I saw Luke Russert on Today, and while I was really impressed at what an extraordinary young man he was, I thought it was a bit much.
Is the coverage professional? A lot of the comments about Russert should have been saved for the office. NBC should have approached covering Russert as the network would have any other public figure who had died. Hard to do, yes, but that should have been the goal. Instead, Russert’s colleagues used the airwaves to work through their grief. Some people will excuse that style out of sympathy, but that approach just wasn’t right.
Again, I agree, while Russert was a fine journalist, a lot of other important stuff happened this weekend.
Will journalists ask the tough questions of themselves that they ask of others? Not during grief, evidently. Brokaw hinted that Russert had his critics. Could we have heard from them? Well, no. The coverage seemed designed to put Russert on the fast track to sainthood.
Bam. There’s the upshot here, and in particular, my problem with the style of eulogising that has become the standard these days. This is the same mentality that drives people to put up giant memorials on the sites where people (usually unkown to them personally) have died, which I wrote about here.
Or even the coverage of people like Anna Nicole Smith, or Natalie Holloway.
I think in some way, this over-memorialising is a result of the breakdown of the family. People start to feel like the people on TV are their family. In the lack of support they get at home, they find solace in being devastated at someone else’s loss. It obviously fills some vacuum. In this age of more and more single moms and baby-daddies, people need to feel connected to something, a connection they don’t seem to be getting from their families.
Luke Russert seemed to be dealing with this just fine, probably because he has a strong family connection, and lot’s of support, and it speaks highly of his dad.
We should feel sympathy for Russerts’ family, but really, this is not a national tragedy, and it shouldn’t be covered as such.
Tim Russert seemed like a fine man, and his son is proof of how well he raised him, actually handling this in a much more mature way than most of the press.

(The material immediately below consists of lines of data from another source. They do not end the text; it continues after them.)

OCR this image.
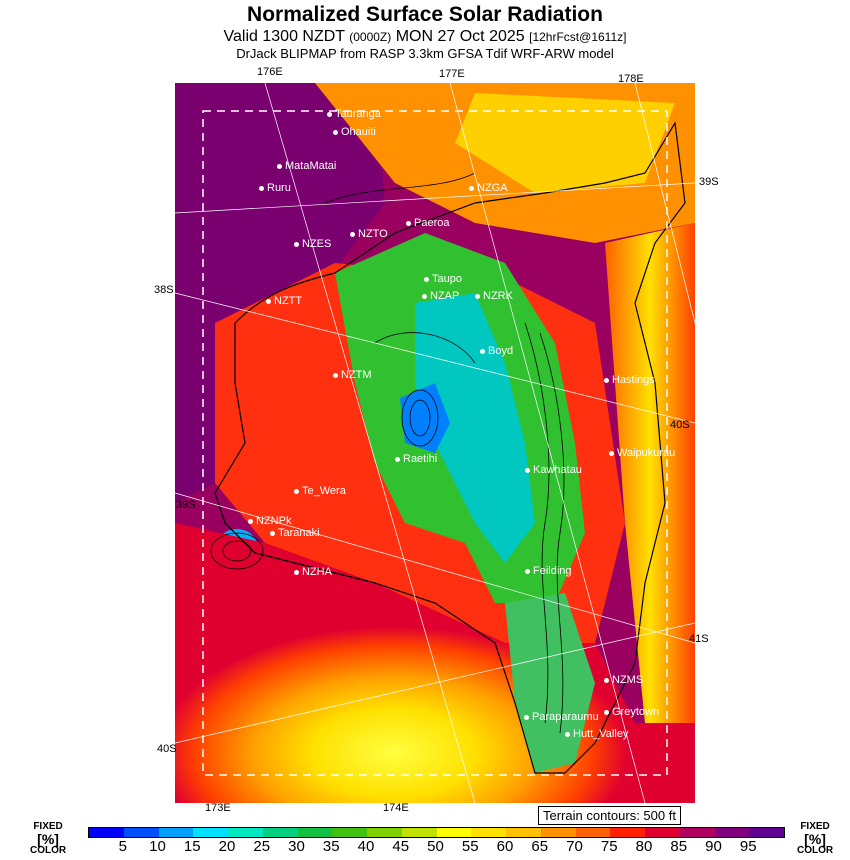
Normalized Surface Solar Radiation
Valid 1300 NZDT (0000Z) MON 27 Oct 2025 [12hrFcst@1611z]
DrJack BLIPMAP from RASP 3.3km GFSA Tdif WRF-ARW model
Tauranga
Ohauiti
MataMatai
Ruru	NZGA
Paeroa
NZTO
NZES
Taupo
NZAP	NZRK
NZTT
Boyd
NZTM	Hastings
Raetihi	Waipukurau
Kawhatau
Te_Wera
NZNPk
Taranaki
NZHA	Feilding
NZMS
Paraparaumu	Greytown
Hutt_Valley
176E	177E	178E
173E	174E
39S
40S
41S
38S
39S
40S
Terrain contours: 500 ft
FIXED
[%]
COLOR
FIXED
[%]
COLOR
5	10	15	20	25	30	35	40	45	50	55	60	65	70	75	80	85	90	95
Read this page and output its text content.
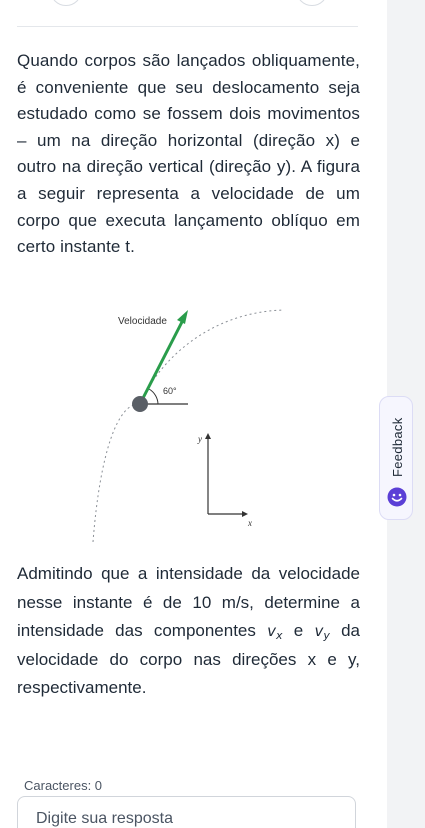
Quando corpos são lançados obliquamente, é conveniente que seu deslocamento seja estudado como se fossem dois movimentos – um na direção horizontal (direção x) e outro na direção vertical (direção y). A figura a seguir representa a velocidade de um corpo que executa lançamento oblíquo em certo instante t.

Velocidade
60°
y
x

Admitindo que a intensidade da velocidade nesse instante é de 10 m/s, determine a intensidade das componentes $v_x$ e $v_y$ da velocidade do corpo nas direções x e y, respectivamente.

Caracteres: 0
Digite sua resposta
Feedback
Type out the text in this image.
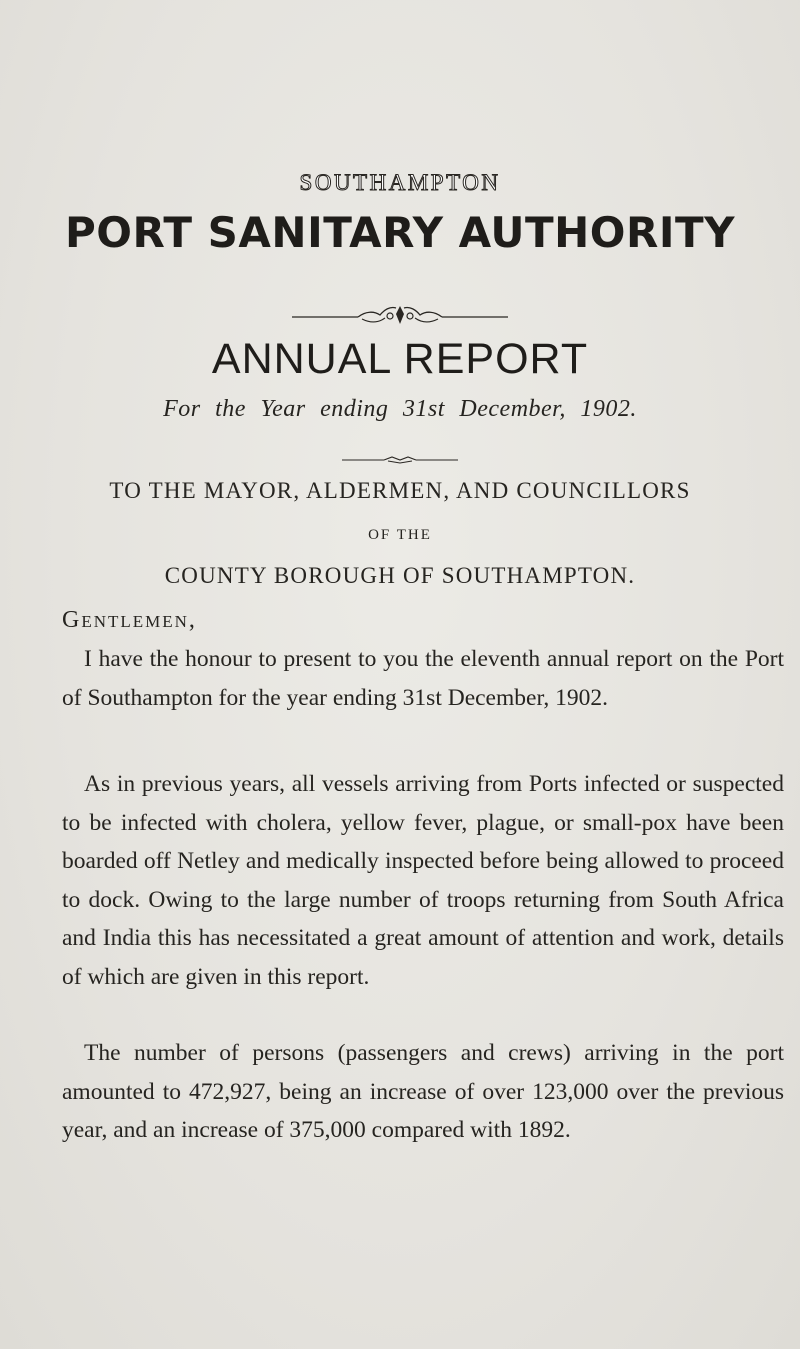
SOUTHAMPTON
PORT SANITARY AUTHORITY
ANNUAL REPORT
For the Year ending 31st December, 1902.
TO THE MAYOR, ALDERMEN, AND COUNCILLORS
OF THE
COUNTY BOROUGH OF SOUTHAMPTON.
Gentlemen,
I have the honour to present to you the eleventh annual report on the Port of Southampton for the year ending 31st December, 1902.
As in previous years, all vessels arriving from Ports infected or suspected to be infected with cholera, yellow fever, plague, or small-pox have been boarded off Netley and medically inspected before being allowed to proceed to dock. Owing to the large number of troops returning from South Africa and India this has necessitated a great amount of attention and work, details of which are given in this report.
The number of persons (passengers and crews) arriving in the port amounted to 472,927, being an increase of over 123,000 over the previous year, and an increase of 375,000 compared with 1892.
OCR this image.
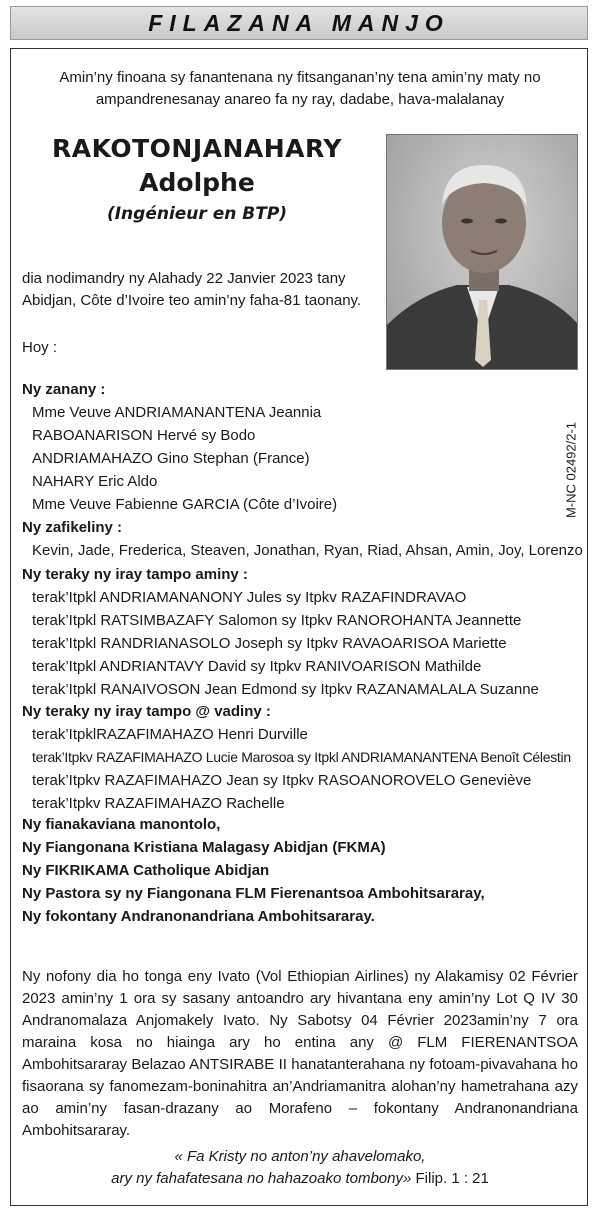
FILAZANA MANJO
Amin’ny finoana sy fanantenana ny fitsanganan’ny tena amin’ny maty no ampandrenesanay anareo fa ny ray, dadabe, hava-malalanay
RAKOTONJANAHARY
Adolphe
(Ingénieur en BTP)
dia nodimandry ny Alahady 22 Janvier 2023 tany Abidjan, Côte d’Ivoire teo amin’ny faha-81 taonany.
Hoy :
Ny zanany :
Mme Veuve ANDRIAMANANTENA Jeannia
RABOANARISON Hervé sy Bodo
ANDRIAMAHAZO Gino Stephan (France)
NAHARY Eric Aldo
Mme Veuve Fabienne GARCIA (Côte d’Ivoire)	M-NC 02492/2-1
Ny zafikeliny :
Kevin, Jade, Frederica, Steaven, Jonathan, Ryan, Riad, Ahsan, Amin, Joy, Lorenzo
Ny teraky ny iray tampo aminy :
terak’Itpkl ANDRIAMANANONY Jules sy Itpkv RAZAFINDRAVAO
terak’Itpkl RATSIMBAZAFY Salomon sy Itpkv RANOROHANTA Jeannette
terak’Itpkl RANDRIANASOLO Joseph sy Itpkv RAVAOARISOA Mariette
terak’Itpkl ANDRIANTAVY David sy Itpkv RANIVOARISON Mathilde
terak’Itpkl RANAIVOSON Jean Edmond sy Itpkv RAZANAMALALA Suzanne
Ny teraky ny iray tampo @ vadiny :
terak’ItpklRAZAFIMAHAZO Henri Durville
terak’Itpkv RAZAFIMAHAZO Lucie Marosoa sy Itpkl ANDRIAMANANTENA Benoît Célestin
terak’Itpkv RAZAFIMAHAZO Jean sy Itpkv RASOANOROVELO Geneviève
terak’Itpkv RAZAFIMAHAZO Rachelle
Ny fianakaviana manontolo,
Ny Fiangonana Kristiana Malagasy Abidjan (FKMA)
Ny FIKRIKAMA Catholique Abidjan
Ny Pastora sy ny Fiangonana FLM Fierenantsoa Ambohitsararay,
Ny fokontany Andranonandriana Ambohitsararay.
Ny nofony dia ho tonga eny Ivato (Vol Ethiopian Airlines) ny Alakamisy 02 Février 2023 amin’ny 1 ora sy sasany antoandro ary hivantana eny amin’ny Lot Q IV 30 Andranomalaza Anjomakely Ivato. Ny Sabotsy 04 Février 2023amin’ny 7 ora maraina kosa no hiainga ary ho entina any @ FLM FIERENANTSOA Ambohitsararay Belazao ANTSIRABE II hanatanterahana ny fotoam-pivavahana ho fisaorana sy fanomezam-boninahitra an’Andriamanitra alohan’ny hametrahana azy ao amin’ny fasan-drazany ao Morafeno – fokontany Andranonandriana Ambohitsararay.
« Fa Kristy no anton’ny ahavelomako,
ary ny fahafatesana no hahazoako tombony» Filip. 1 : 21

But I wouldn’t say he was an icon, and I found him to be more biased than anyone else on the right seems to have, and in particular, his regular segments on the Today show were p-r-e-t-t-y biased. Doesn’t mean he wasn’t a great guy personally, but I think he wore his “Meet The Press/Debate” hat, and he wore his “Today/MSNBC” hat equally. That’s just my opinion.
On a personal note, expect to see pretty light blogging here for awhile. Got a lot going on that needs tending to, that’s a lot more important than ranting on the internet, (as much as i enjoy it) and you know…..priorities. Believe it or not, this crap takes a lot of time to produce, since most of my content is original, and I try to make it as interesting as possible, so a single post sucks up about 2 or 3 hours of my day, as well as posting on DPUD, and checking and commenting on all the Moronblogs, and you can begin to see this is starting to take up too much of my time that could be better spent elsewhere, at least right now.
And you know, this shit doesn’t pay.